The challenge of getting more women into tech leadership roles has been much discussed of late, with the implications of executive homogeneity being more widely understood, both in terms of the ability of organisations to compete in a market place driven by increasingly diverse customers, but also the development of technology products and platforms which will be limited by a lack of diverse input into the process.
The finalists of the Team Leader of the Year category at this years Women in Tech Excellence awards have all demonstrated how their leadership has inspired teams, and enabled and empowered them to overcome the obstacles which are inevitable in technology and infrastructure projects and programmes. Felicia Ziparo, Lead Data Scientist at Methods Analytics and a Team Leader of the Year finalist explains why she supports the campaign to amplify the voices of women working in technology, and shares her advice for success.
Why do you support Computing's Women in Tech Excellence Campaign?
The challenge of increasing diversity in IT is now a key agenda across the UK. Although we are far from where we want to be, I believe the human elements of recognising and promoting talented women in the industry, sharing success stories and building a community that encourages positive change, play a fundamental role in moving us forward towards a solution.
How did you get into IT industry?
After I completed my university studies in astrophysics, I'd been using programming languages to analyse data produced by different telescopes across the world. When I decided to leave Academia, data science was the most logical step to use my skills in a more applied field. It fascinated me how my skills could be transferred from an abstract subject like astrophysics to solve day-to-day problems in the public sector.
What you think is the main reason why the IT industry is mainly male, especially in technical roles and senior positions?
I believe the disparity starts mostly at early-stage education, through to university, and then to picking a career, which impacts the pipeline of women entering the industry. There is often a deficiency of female role models who can be the evidence that it is possible to achieve certain goals and inspire more women to join the tech industry. Women have also a tendency not to apply for roles unless they feel fully qualified, whereas men generally apply even if they don't have all the skills on the job description, so I think taking more leaps of faith and be mindful of the language used in the job descriptions will also drive change.
What is the biggest lesson you have learned in your career?

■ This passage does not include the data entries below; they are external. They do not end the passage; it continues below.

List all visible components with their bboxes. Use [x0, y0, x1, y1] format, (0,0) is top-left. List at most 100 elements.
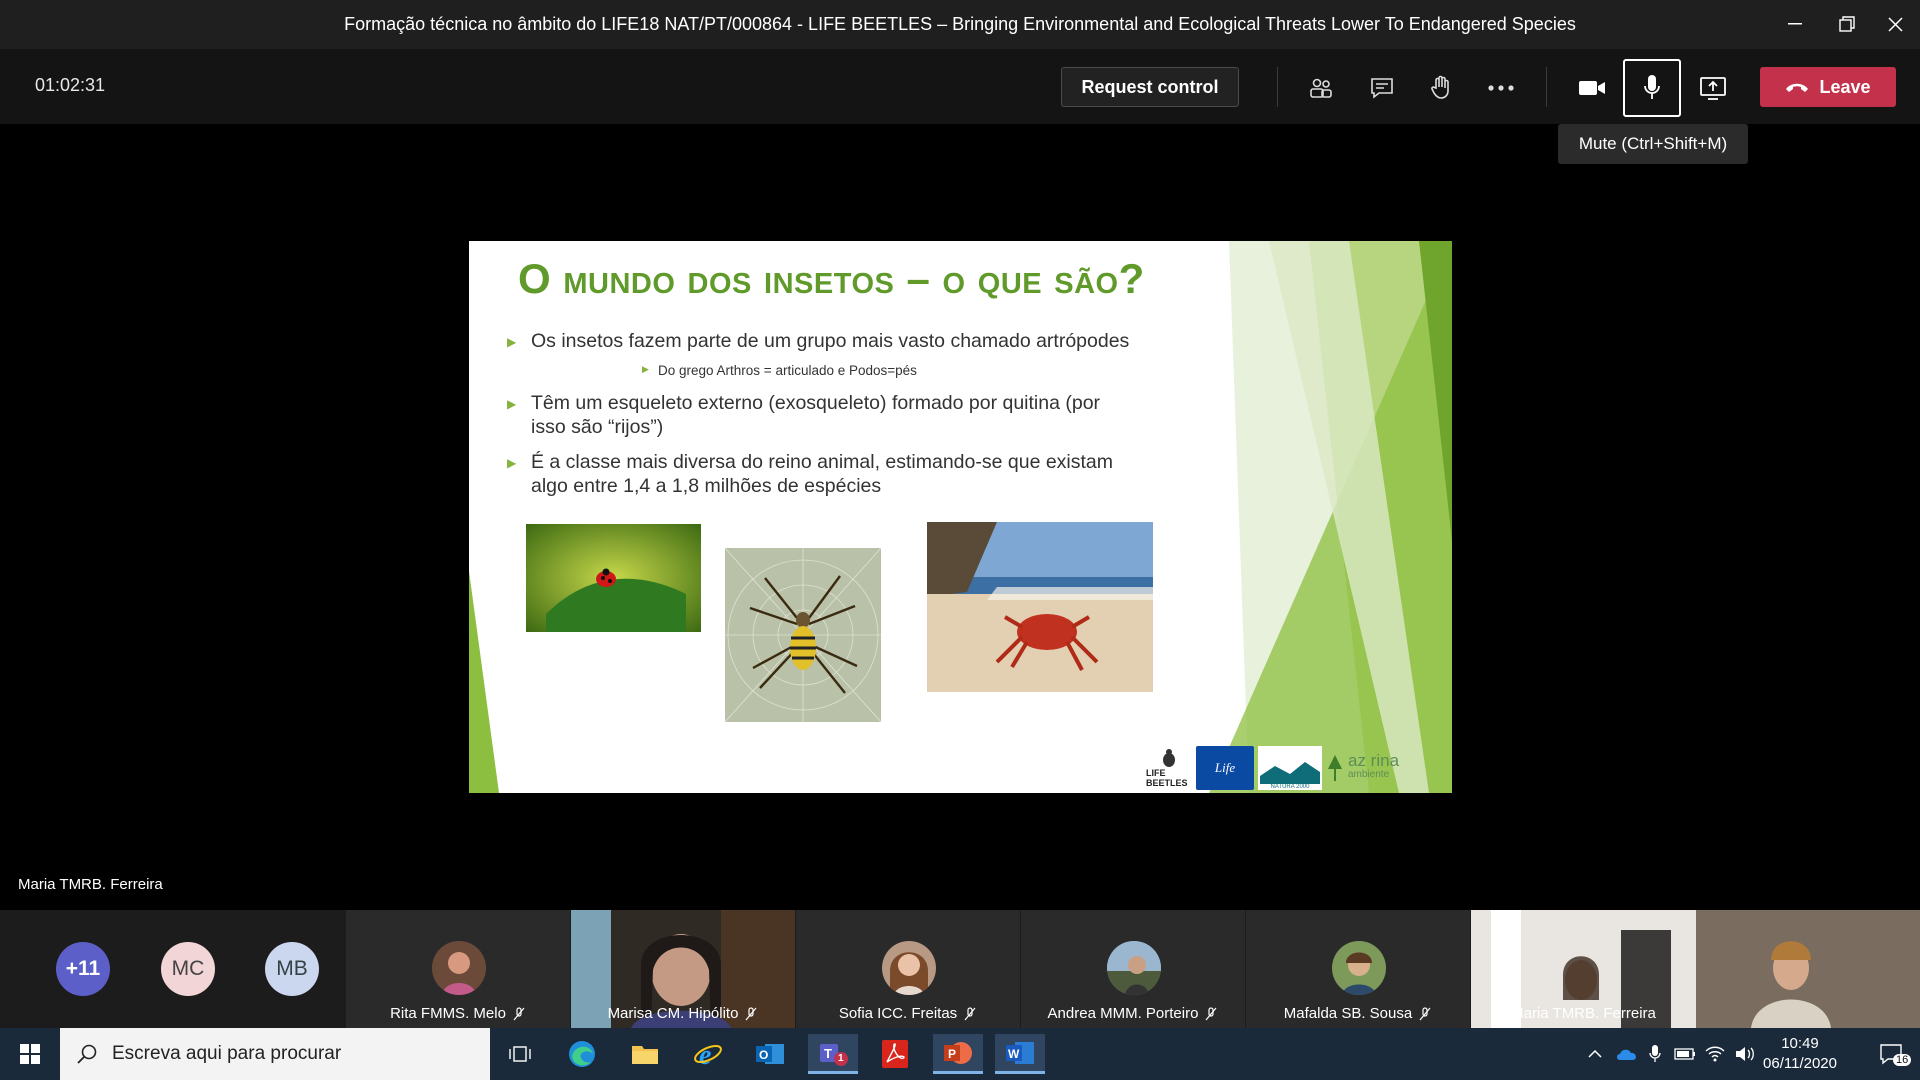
- participant-name: Sofia ICC. Freitas: [838, 1005, 958, 1022]
- minimize-button[interactable]: [1780, 10, 1810, 38]
- onedrive-icon: [1617, 1049, 1636, 1060]
- clock-time: 10:49: [1781, 1035, 1819, 1052]
- battery-icon: [1674, 1048, 1695, 1060]
- edge-taskbar-button[interactable]: [557, 1034, 607, 1074]
- edge-icon: [569, 1041, 595, 1067]
- internet-explorer-icon: e: [694, 1040, 722, 1069]
- microphone-icon: [1644, 75, 1660, 99]
- mic-off-icon: [1205, 1006, 1217, 1020]
- outlook-icon: O: [756, 1044, 784, 1064]
- participant-video-tile[interactable]: Marisa CM. Hipólito: [571, 910, 795, 1028]
- more-options-button[interactable]: [1472, 59, 1530, 117]
- file-explorer-button[interactable]: [620, 1034, 670, 1074]
- participants-button[interactable]: [1292, 59, 1350, 117]
- camera-icon: [1579, 81, 1605, 95]
- more-icon: [1488, 85, 1514, 91]
- tray-microphone-icon: [1649, 1045, 1661, 1062]
- more-participants-button[interactable]: +11: [56, 942, 110, 996]
- minimize-icon: [1788, 23, 1802, 25]
- powerpoint-taskbar-button[interactable]: P: [933, 1034, 983, 1074]
- participant-name: Rita FMMS. Melo: [390, 1005, 506, 1022]
- start-button[interactable]: [0, 1028, 60, 1080]
- slide-bullet-2-line1: Têm um esqueleto externo (exosqueleto) f…: [531, 392, 1101, 414]
- camera-button[interactable]: [1563, 59, 1621, 117]
- avatar-mb[interactable]: MB: [265, 942, 319, 996]
- internet-explorer-button[interactable]: e: [683, 1034, 733, 1074]
- task-view-icon: [509, 1046, 531, 1062]
- teams-notification-badge: 1: [838, 1053, 844, 1064]
- slide-logos: LIFE BEETLES Life NATURA 2000 az rina am…: [1146, 745, 1446, 791]
- share-icon: [1700, 77, 1726, 100]
- windows-taskbar: Escreva aqui para procurar e O T 1 P W 1…: [0, 1028, 1920, 1080]
- windows-logo-icon: [20, 1044, 40, 1064]
- teams-taskbar-button[interactable]: T 1: [808, 1034, 858, 1074]
- onedrive-tray-button[interactable]: [1612, 1028, 1642, 1080]
- beetle-icon: [1163, 749, 1175, 767]
- powerpoint-icon: P: [944, 1041, 972, 1064]
- slide-bullet-3-line1: É a classe mais diversa do reino animal,…: [531, 451, 1114, 473]
- slide-title: O mundo dos insetos – o que são?: [518, 255, 1145, 302]
- mic-off-icon: [745, 1006, 757, 1020]
- divider: [1277, 67, 1278, 107]
- slide-decoration: [469, 241, 1452, 793]
- participant-tile[interactable]: Andrea MMM. Porteiro: [1021, 910, 1245, 1028]
- svg-text:e: e: [699, 1040, 711, 1069]
- notifications-button[interactable]: 16: [1866, 1028, 1916, 1080]
- participant-name: Andrea MMM. Porteiro: [1047, 1005, 1199, 1022]
- leave-button[interactable]: Leave: [1760, 67, 1896, 107]
- microphone-button[interactable]: [1623, 59, 1681, 117]
- crab-photo: [927, 522, 1153, 692]
- close-button[interactable]: [1880, 10, 1910, 38]
- request-control-button[interactable]: Request control: [1061, 67, 1239, 107]
- shared-slide: O mundo dos insetos – o que são? Os inse…: [469, 241, 1452, 793]
- mic-off-icon: [964, 1006, 976, 1020]
- participant-name: Maria TMRB. Ferreira: [1511, 1005, 1656, 1022]
- slide-subbullet-1: Do grego Arthros = articulado e Podos=pé…: [642, 363, 917, 378]
- participant-tile[interactable]: Rita FMMS. Melo: [346, 910, 570, 1028]
- search-icon: [77, 1044, 97, 1064]
- participant-name-row: Maria TMRB. Ferreira: [1471, 1005, 1696, 1022]
- participant-tile[interactable]: Sofia ICC. Freitas: [796, 910, 1020, 1028]
- wifi-icon: [1705, 1046, 1725, 1062]
- avatar-mc[interactable]: MC: [161, 942, 215, 996]
- slide-bullet-2: Têm um esqueleto externo (exosqueleto) f…: [507, 391, 1101, 439]
- avatar: [1332, 941, 1386, 995]
- restore-button[interactable]: [1832, 10, 1862, 38]
- wifi-tray-button[interactable]: [1700, 1028, 1730, 1080]
- participant-name: Marisa CM. Hipólito: [607, 1005, 739, 1022]
- spider-photo: [725, 548, 881, 722]
- mute-tooltip: Mute (Ctrl+Shift+M): [1558, 124, 1748, 164]
- avatar: [1107, 941, 1161, 995]
- raise-hand-button[interactable]: [1412, 59, 1470, 117]
- hang-up-icon: [1786, 83, 1809, 92]
- outlook-taskbar-button[interactable]: O: [745, 1034, 795, 1074]
- participant-name-row: Marisa CM. Hipólito: [571, 1005, 795, 1022]
- share-screen-button[interactable]: [1684, 59, 1742, 117]
- chat-icon: [1371, 78, 1393, 99]
- acrobat-taskbar-button[interactable]: [870, 1034, 920, 1074]
- taskbar-search-box[interactable]: Escreva aqui para procurar: [60, 1028, 490, 1080]
- close-icon: [1887, 16, 1903, 32]
- svg-text:W: W: [1008, 1047, 1020, 1061]
- window-title: Formação técnica no âmbito do LIFE18 NAT…: [344, 14, 1576, 34]
- participant-strip: +11 MC MB Rita FMMS. Melo Marisa CM. Hip…: [0, 910, 1920, 1028]
- volume-icon: [1736, 1047, 1754, 1061]
- notification-count: 16: [1893, 1054, 1912, 1066]
- slide-bullet-3-line2: algo entre 1,4 a 1,8 milhões de espécies: [531, 475, 882, 497]
- participant-video-tile[interactable]: Maria TMRB. Ferreira: [1471, 910, 1920, 1028]
- raise-hand-icon: [1431, 75, 1449, 99]
- participant-tile[interactable]: Mafalda SB. Sousa: [1246, 910, 1470, 1028]
- participants-icon: [1310, 78, 1332, 98]
- chat-button[interactable]: [1353, 59, 1411, 117]
- word-taskbar-button[interactable]: W: [995, 1034, 1045, 1074]
- show-hidden-icons-button[interactable]: [1580, 1028, 1610, 1080]
- slide-bullet-3: É a classe mais diversa do reino animal,…: [507, 450, 1114, 498]
- slide-bullet-2-line2: isso são “rijos”): [531, 416, 664, 438]
- acrobat-icon: [882, 1040, 908, 1068]
- battery-tray-button[interactable]: [1670, 1028, 1700, 1080]
- divider: [1546, 67, 1547, 107]
- volume-tray-button[interactable]: [1730, 1028, 1760, 1080]
- taskbar-clock[interactable]: 10:49 06/11/2020: [1760, 1034, 1840, 1074]
- microphone-tray-button[interactable]: [1640, 1028, 1670, 1080]
- task-view-button[interactable]: [495, 1034, 545, 1074]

As daunting as it seems, things can change.
When I joined Methods Analytics, I was asked to build a data science function setting standards and best practices in the ways of working. At first, I thought it was impossible, and wanted to remain in my comfort zone. I saw no reason why people should listen to a newcomer and change their habits. But I decided to shift my perspective and took on the challenge. I started small, trying to understand the reasons behind people's ways of working and built up from there. Eventually, I could see a data science team forming, while integrating best practices on their daily work.

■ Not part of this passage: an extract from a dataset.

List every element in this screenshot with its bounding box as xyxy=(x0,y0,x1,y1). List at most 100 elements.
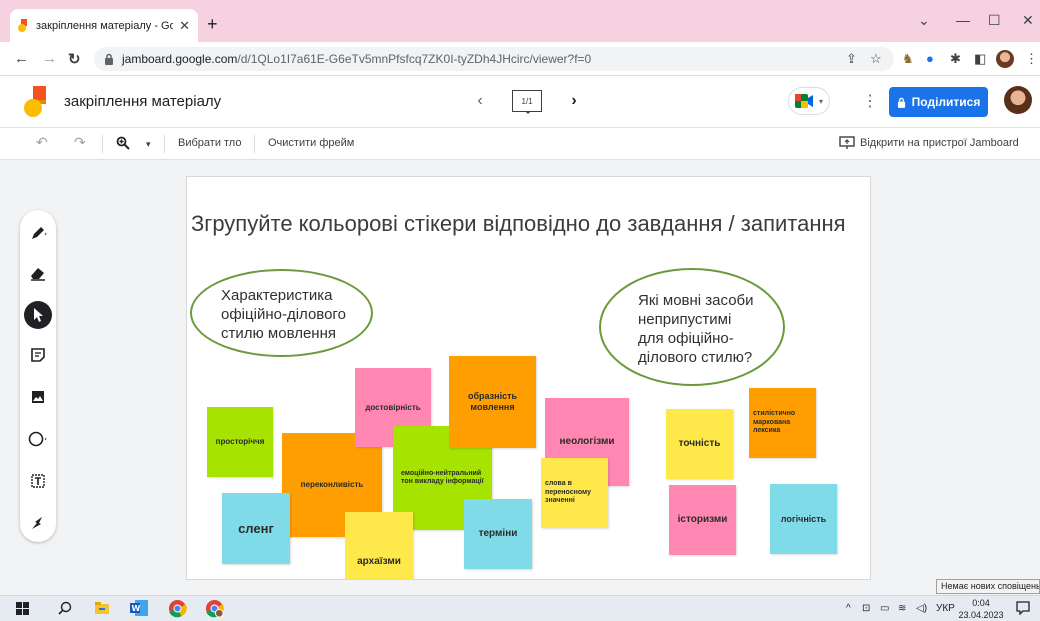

What are the three top tips for women looking to start a career in IT? / What advice would you give to young women aspiring to take on leadership roles?
First, do not be afraid to ask questions and express your opinion. Often facts are exposed from a specific point of view, maybe affected by legacy processes or lack of diversity. A fresh perspective can help seeing things in a different way and finding creative solutions to challenging problems.
Secondly, learn from your mistakes. If you don't try, you don't know whether it was an experience worth doing and you might regret not going for it. Failing is part of the learning process and can be a powerful tool to improve your career.
Finally, create your own network. Building strong relationships helps increase your visibility and raise your profile as a potential leader. Invest time in engaging with a wide range of people in your environment and allow people to get to know you. It also makes the journey much more enjoyable.